In summary, we demonstrated that 3-MST was expressed in the ageing kidney and that endogenous H2S levels decreased because of the impaired expression of H2S-producing enzymes. Chronic exogenous H2S treatment could protect the ageing kidney by reducing oxidative stress, decreasing collagen deposition, and enhancing Nrf2 nuclear translocation, as well as increasing endogenous H2S production.

Competing Interests

The authors declare no conflict of interests regarding the publication of this paper.

Authors’ Contributions

Cui-Lan Hou and Ming-Jie Wang contributed equally to this work.

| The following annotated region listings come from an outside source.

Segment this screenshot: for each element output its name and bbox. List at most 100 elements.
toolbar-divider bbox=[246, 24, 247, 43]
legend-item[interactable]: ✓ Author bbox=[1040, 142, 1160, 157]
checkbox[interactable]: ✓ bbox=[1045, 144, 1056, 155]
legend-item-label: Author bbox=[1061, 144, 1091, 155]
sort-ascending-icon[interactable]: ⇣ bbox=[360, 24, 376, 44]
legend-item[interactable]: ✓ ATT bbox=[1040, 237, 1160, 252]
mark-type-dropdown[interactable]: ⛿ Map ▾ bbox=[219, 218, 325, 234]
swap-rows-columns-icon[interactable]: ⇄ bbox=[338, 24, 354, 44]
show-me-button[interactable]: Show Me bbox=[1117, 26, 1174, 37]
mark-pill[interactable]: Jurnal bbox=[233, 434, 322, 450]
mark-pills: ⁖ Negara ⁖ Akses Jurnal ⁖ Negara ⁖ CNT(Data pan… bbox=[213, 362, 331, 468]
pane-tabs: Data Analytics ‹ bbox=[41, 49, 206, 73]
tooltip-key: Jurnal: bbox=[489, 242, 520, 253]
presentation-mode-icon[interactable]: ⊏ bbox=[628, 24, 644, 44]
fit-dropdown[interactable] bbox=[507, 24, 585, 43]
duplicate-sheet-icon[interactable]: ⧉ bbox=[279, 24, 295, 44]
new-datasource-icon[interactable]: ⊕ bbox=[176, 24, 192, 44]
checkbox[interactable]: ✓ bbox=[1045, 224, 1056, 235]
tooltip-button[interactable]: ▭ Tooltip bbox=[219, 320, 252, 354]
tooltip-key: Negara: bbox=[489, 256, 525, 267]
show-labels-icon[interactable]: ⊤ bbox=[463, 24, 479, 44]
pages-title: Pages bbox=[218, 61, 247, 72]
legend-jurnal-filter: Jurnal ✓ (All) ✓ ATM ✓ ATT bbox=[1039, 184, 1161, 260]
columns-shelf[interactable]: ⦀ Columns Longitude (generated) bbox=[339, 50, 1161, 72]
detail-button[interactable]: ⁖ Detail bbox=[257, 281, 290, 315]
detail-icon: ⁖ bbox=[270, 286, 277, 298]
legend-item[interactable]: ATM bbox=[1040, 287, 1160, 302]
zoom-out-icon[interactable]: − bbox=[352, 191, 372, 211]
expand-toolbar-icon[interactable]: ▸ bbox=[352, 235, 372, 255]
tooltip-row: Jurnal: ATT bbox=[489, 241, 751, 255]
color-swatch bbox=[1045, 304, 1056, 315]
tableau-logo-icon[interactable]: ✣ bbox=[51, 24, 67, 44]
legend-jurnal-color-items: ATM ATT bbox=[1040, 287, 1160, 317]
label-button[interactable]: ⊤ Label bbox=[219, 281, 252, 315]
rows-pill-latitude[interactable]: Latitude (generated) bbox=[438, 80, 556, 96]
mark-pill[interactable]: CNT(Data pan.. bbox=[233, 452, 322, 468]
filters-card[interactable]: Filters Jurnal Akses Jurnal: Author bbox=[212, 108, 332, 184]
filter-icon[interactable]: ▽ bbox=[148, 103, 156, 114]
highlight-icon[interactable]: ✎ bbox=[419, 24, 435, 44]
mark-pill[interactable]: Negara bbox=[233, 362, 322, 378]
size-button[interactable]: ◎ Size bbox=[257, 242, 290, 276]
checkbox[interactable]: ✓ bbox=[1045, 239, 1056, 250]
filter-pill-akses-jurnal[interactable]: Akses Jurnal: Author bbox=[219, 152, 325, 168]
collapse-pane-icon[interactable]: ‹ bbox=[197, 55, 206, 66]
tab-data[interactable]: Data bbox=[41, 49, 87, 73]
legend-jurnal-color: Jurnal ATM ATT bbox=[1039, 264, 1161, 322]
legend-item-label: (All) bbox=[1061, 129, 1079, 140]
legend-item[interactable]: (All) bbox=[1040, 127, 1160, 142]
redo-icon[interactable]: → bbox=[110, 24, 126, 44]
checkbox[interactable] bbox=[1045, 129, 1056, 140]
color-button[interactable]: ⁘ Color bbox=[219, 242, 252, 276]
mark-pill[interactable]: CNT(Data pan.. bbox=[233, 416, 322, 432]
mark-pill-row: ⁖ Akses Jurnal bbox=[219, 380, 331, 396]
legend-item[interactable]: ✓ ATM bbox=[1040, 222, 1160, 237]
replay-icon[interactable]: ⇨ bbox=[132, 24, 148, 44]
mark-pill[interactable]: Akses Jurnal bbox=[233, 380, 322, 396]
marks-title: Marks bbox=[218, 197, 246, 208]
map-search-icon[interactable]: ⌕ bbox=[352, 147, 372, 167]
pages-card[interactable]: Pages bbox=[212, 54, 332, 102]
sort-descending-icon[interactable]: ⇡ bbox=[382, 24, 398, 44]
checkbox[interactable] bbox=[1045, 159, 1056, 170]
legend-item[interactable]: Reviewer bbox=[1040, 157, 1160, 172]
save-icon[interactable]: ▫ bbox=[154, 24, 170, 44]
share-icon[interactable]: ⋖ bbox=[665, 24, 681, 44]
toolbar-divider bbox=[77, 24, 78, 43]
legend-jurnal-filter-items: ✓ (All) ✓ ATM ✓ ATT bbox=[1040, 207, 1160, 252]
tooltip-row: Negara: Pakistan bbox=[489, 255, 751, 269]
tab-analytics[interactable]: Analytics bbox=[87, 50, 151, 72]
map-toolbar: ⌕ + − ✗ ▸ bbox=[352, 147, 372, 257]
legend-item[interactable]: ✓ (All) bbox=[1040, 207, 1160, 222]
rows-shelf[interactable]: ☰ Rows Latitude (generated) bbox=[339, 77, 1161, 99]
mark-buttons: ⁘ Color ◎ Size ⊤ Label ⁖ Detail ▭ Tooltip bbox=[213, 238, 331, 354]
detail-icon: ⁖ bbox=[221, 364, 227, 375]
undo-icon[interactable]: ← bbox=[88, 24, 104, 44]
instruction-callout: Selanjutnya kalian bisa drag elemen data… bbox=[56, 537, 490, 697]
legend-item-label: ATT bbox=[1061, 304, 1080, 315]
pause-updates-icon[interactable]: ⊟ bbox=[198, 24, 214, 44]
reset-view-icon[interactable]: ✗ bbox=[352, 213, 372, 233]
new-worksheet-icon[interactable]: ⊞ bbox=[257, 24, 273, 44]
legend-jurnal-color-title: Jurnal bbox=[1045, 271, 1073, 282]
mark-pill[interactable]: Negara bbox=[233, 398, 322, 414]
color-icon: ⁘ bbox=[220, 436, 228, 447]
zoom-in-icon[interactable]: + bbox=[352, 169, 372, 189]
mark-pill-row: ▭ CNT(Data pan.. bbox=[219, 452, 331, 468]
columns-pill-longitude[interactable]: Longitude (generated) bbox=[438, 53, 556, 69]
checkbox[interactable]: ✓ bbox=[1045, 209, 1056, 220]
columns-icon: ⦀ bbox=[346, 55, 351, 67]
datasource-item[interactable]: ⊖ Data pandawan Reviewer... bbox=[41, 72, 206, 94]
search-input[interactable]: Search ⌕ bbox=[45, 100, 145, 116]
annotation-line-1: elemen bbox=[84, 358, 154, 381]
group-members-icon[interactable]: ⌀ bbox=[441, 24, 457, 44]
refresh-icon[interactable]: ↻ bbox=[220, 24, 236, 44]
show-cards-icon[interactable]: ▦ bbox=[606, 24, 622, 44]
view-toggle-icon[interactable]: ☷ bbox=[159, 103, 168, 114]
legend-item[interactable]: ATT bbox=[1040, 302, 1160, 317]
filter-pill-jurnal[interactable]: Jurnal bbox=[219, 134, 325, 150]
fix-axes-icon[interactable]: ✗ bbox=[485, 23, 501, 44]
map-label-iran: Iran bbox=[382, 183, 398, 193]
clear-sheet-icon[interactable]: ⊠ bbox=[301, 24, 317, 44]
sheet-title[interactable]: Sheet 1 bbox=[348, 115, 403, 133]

The authors thank Bo Tan for his excellent technical assistance in H2S measurements. This present study was supported by the National Natural Science Foundation of China (NSFC) (no. 81230003 to Yi-Chun Zhu, no. 81670248 to Ming-Jie Wang, and no. 81402917 to Bo Tan), the Ministry of Education (20110071130009 to Yi-Chun Zhu), the Shanghai Pujiang Program (15PJ1400700 to Ming-Jie Wang), the Research Center on Ageing and Medicine, Fudan University (13dz2260700 to Ming-Jie Wang), and Key Laboratory Program of the Education Commission of Shanghai Municipality (ZDSYS14005 to Yi-Chun Zhu).

Supplementary Materials

Immunofluorescence and cell treatment. D-galactose (D-gal) was purchased from Sigma (German). Sub-acute senescence was induced in renal tubular epithelial cells (NRK-52E) through incubating cells with 50 mmol/L D-gal [36] for 48 h and treated with 50 μmol/L NaHS for different duration. Cells were then fixed at 0 min, 15 min, 30 min, 60 min, 120 min after NaHS treatment in immunol staining fix solution (Beyotime Biotechnology, Nanjing), permeabilized with 10% triton and blocked with 5% bovine serum albumin for 60 min at room temperature. They were then incubated overnight with Nrf2 antibody (1 : 100, Proteintech, China) at 4°C, washed with PBS (5 min, three times) and incubated with anti-rabbit Alexa Fluor 488 (1 : 100, Thermo Fisher Scientific, Waltham, MA, USA) for 1 hour at room temperature and washed again. Nucleus was stained with DAPI (Beyotime Biotechnology, Nanjing) for 5 min. Optimal cutting temperature compound-embedded kidney sections (7 μm) was permeabilized and antigen renovated. Then they were treated by the same method of cell samples, mounted with anti-fade mounting medium (Beyotime Biotechnology, Nanjing), and observed by laser confocal microscope (Zeiss LSM710).